ALM-13009 ZooKeeper Znode Capacity Usage Exceeds the Threshold

Description

The system checks the level-2 ZNode status in the ZooKeeper data directory every hour. This alarm is generated when the system detects that the capacity usage exceeds the threshold.

Attribute

Alarm ID

Alarm Severity

Auto Clear

13009

Major

Yes

Parameters

Name

Meaning

Source

Specifies the cluster for which the alarm is generated.

ServiceName

Specifies the service for which the alarm is generated.

ServiceDirectory

Specifies the directory for which the alarm is generated.

RoleName

Specifies the role for which the alarm is generated.

Trigger Condition

Specifies the threshold for triggering the alarm.

Impact on the System

A large amount of data is written to the ZooKeeper data directory. As a result, ZooKeeper cannot provide services properly.

Possible Causes

  • A large volume of data has been written to the ZooKeeper data directory.

  • The threshold is improperly defined.

Procedure

Check whether a large volume of data is written to the alarm directory.
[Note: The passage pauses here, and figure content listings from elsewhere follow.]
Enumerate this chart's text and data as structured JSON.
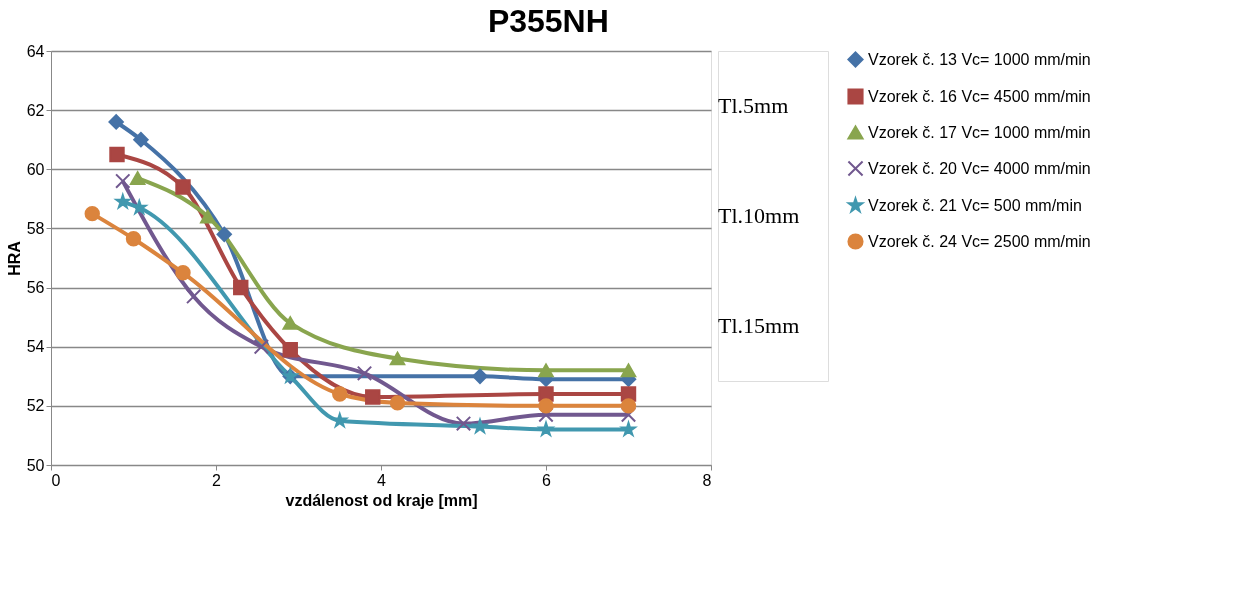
{
  "chart_data": {
    "type": "line",
    "title": "P355NH",
    "xlabel": "vzdálenost od kraje [mm]",
    "ylabel": "HRA",
    "xlim": [
      0,
      8
    ],
    "xticks": [
      0,
      2,
      4,
      6,
      8
    ],
    "ylim": [
      50,
      64
    ],
    "yticks": [
      50,
      52,
      54,
      56,
      58,
      60,
      62,
      64
    ],
    "grid": "y",
    "legend": "right",
    "line_style": "solid",
    "annotations": [
      "Tl.5mm",
      "Tl.10mm",
      "Tl.15mm"
    ],
    "series": [
      {
        "name": "Vzorek č. 13 Vc= 1000 mm/min",
        "color": "#4572a7",
        "marker": "diamond",
        "x": [
          0.79,
          1.09,
          2.1,
          2.9,
          5.2,
          6.0,
          7.0
        ],
        "values": [
          61.6,
          61.0,
          57.8,
          53.0,
          53.0,
          52.9,
          52.9
        ]
      },
      {
        "name": "Vzorek č. 16 Vc= 4500 mm/min",
        "color": "#aa4643",
        "marker": "square",
        "x": [
          0.8,
          1.6,
          2.3,
          2.9,
          3.9,
          6.0,
          7.0
        ],
        "values": [
          60.5,
          59.4,
          56.0,
          53.9,
          52.3,
          52.4,
          52.4
        ]
      },
      {
        "name": "Vzorek č. 17 Vc= 1000 mm/min",
        "color": "#89a54e",
        "marker": "triangle",
        "x": [
          1.05,
          1.9,
          2.9,
          4.2,
          6.0,
          7.0
        ],
        "values": [
          59.7,
          58.4,
          54.8,
          53.6,
          53.2,
          53.2
        ]
      },
      {
        "name": "Vzorek č. 20 Vc= 4000 mm/min",
        "color": "#71588f",
        "marker": "cross",
        "x": [
          0.87,
          1.73,
          2.55,
          3.8,
          5.0,
          6.0,
          7.0
        ],
        "values": [
          59.6,
          55.7,
          54.0,
          53.1,
          51.4,
          51.7,
          51.7
        ]
      },
      {
        "name": "Vzorek č. 21 Vc= 500 mm/min",
        "color": "#4198af",
        "marker": "star",
        "x": [
          0.87,
          1.07,
          2.9,
          3.5,
          5.2,
          6.0,
          7.0
        ],
        "values": [
          58.9,
          58.7,
          53.0,
          51.5,
          51.3,
          51.2,
          51.2
        ]
      },
      {
        "name": "Vzorek č. 24 Vc= 2500 mm/min",
        "color": "#db843d",
        "marker": "circle",
        "x": [
          0.5,
          1.0,
          1.6,
          3.5,
          4.2,
          6.0,
          7.0
        ],
        "values": [
          58.5,
          57.65,
          56.5,
          52.4,
          52.1,
          52.0,
          52.0
        ]
      }
    ]
  }
}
  1. On FusionInsight Manager, choose O&M. In the navigation pane on the left, choose Alarm > Alarms. Click the drop-down list in the row containing ALM-13009 ZooKeeper ZNode Capacity Usage Exceeds the Threshold, and find the ZNode for which the alarm is generated in the Location area.

  2. Choose Cluster > Services > ZooKeeper. On the page that is displayed, click the Resource tab. In the Used Resources (By Second-Level ZNode) area, click By capacity and check whether a large amount of data is written to the top-level ZNode directory.

    • If yes, record the directory to which a large amount of data is written and go to 3.

    • If no, go to 5.

  3. Check whether data in the directory can be deleted.

    Important

    Deleting data from ZooKeeper is a high-risk operation. Exercise caution when performing this operation.

    • If yes, go to 4.

    • If no, go to 5.

  4. Log in to the ZooKeeper client and delete unnecessary data from the directory to which a large amount of data is written.

    1. Log in to the ZooKeeper client installation directory, for example, /opt/client, and configure environment variables.

      cd /opt/client

      source bigdata_env

    2. Run the following command to authenticate the user (skip this step for a cluster in normal mode):

      kinit Component service user

    3. Run the following command to log in to the client tool:

      zkCli.sh -server <Service IP address of the node where any ZooKeeper instance resides>:<Client port>

    4. Run the following command to delete unnecessary data:

      delete Path of the file to be deleted

  5. Log in to FusionInsight Manager and choose Cluster > Services > ZooKeeper. On the page that is displayed, click the Configuration tab then the All Configurations sub-tab, and search for max.data.size. The value of max.data.size is the maximum capacity quota of the ZooKeeper directory. The unit is byte. Search for the GC_OPTS configuration item and check the value of Xmx.

  6. Compare the values of max.data.size and Xmx*0.65. The threshold is the smaller value multiplied by 80%. You can change the values of max.data.size and Xmx*0.65 to increase the threshold.

  7. Check whether the alarm is cleared.

    • If yes, no further action is required.

    • If no, go to 8.

Collect the fault information.

  1. On FusionInsight Manager, choose O&M. In the navigation pane on the left, choose Log > Download.

  2. Expand the Service drop-down list, and select ZooKeeper for the target cluster.

  3. Click image1 in the upper right corner, and set Start Date and End Date for log collection to 10 minutes ahead of and after the alarm generation time, respectively. Then, click Download.

  4. Contact O&M personnel and provide the collected logs.

Alarm Clearing

This alarm is automatically cleared after the fault is rectified.